SZ: What were the reasons for the decline of Callas’s voice?
GS: Onassis. Leading the life she did, a very social life. He took her into the highest circles. She no longer was herself because she no longer had her music. And later, when she went to make the film Medea, with Pasolini, I said to her, “You are music incarnate. By abandoning music, it is only natural that your voice has abandoned you. Now you want to resume your career. But Maria, dear, you can’t hope to resume it, for there has been such a rupture in your career that even psychologically you never can regain the success you had once.” She listened. I could say anything to Maria. I could tease her, scold her, advise her. She asked me for advice–I never would have dared offer it to her. We were good companions. If we felt like talking, we talked. If we didn’t feel like talking, we remained silent. If one wanted to go to a museum and the other said, “Today I’m a little tired,” the other would say, “That’s all right; I’ll go by myself.” No one was offended. Maria and I got along very well.
SZ: Before she met Onassis, was there no decline in Callas’s voice?
GS: No, no.
SZ: Did the voice change over the years?
GS: Yes, it’s as if it shattered because something in her broke. After this change in her style of living, without music, Maria no longer was herself.
SZ: In ’59 or ’60, was her voice the same as in ’48?
GS: I would say yes. In fact there was an added maturity. With her knowledge of technique and studying the way she did and with an instrument that still was sound, she still could do what she wanted. There were no weaknesses. Her ruin really was that man.
SZ: In ’48 the voice was broad, wide-ranging and somewhat heavy whereas….
GS: It hadn’t gotten heavier–more dramatic perhaps. Since she no longer sang the leggero repertoire, the voice naturally had become more robust.

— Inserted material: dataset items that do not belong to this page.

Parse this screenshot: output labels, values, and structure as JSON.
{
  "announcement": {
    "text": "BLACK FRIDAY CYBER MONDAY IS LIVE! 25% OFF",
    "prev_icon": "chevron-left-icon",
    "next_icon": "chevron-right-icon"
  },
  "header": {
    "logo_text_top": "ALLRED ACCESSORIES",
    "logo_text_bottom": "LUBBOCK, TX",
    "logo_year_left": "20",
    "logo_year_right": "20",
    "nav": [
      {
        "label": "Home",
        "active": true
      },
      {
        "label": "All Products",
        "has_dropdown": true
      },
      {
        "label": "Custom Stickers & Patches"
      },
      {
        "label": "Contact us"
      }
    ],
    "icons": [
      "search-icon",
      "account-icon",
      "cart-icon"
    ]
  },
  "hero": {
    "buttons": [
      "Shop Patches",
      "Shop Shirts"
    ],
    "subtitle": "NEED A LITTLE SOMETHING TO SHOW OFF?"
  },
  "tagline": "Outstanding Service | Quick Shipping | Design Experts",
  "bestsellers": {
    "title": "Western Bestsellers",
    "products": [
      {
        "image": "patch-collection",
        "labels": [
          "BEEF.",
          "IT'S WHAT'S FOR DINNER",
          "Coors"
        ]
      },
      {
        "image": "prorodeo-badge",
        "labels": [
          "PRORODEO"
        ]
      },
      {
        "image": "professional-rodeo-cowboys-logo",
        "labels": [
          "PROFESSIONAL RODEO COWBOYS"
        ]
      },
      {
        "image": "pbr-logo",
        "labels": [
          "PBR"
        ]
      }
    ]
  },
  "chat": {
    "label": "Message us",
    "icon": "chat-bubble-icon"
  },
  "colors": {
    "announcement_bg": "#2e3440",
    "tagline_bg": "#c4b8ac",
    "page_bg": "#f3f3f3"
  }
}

SZ: According to you, was the voice more robust in ’58 or ’59 than in ’48?
GS: It’s difficult for me to remember now if it was robust in one period but not another. I can’t give you a precise answer.
SZ: Did she influence the singing of others?
GS: No, no. She only was envied greatly, this is true, and she didn’t get along with certain singers because they didn’t know how to take her. It was all based on envy, so naturally they were belligerent and so she reacted.
The above conversation is part of the outtakes to the film Opera Fanatic: Stefan and the Divas.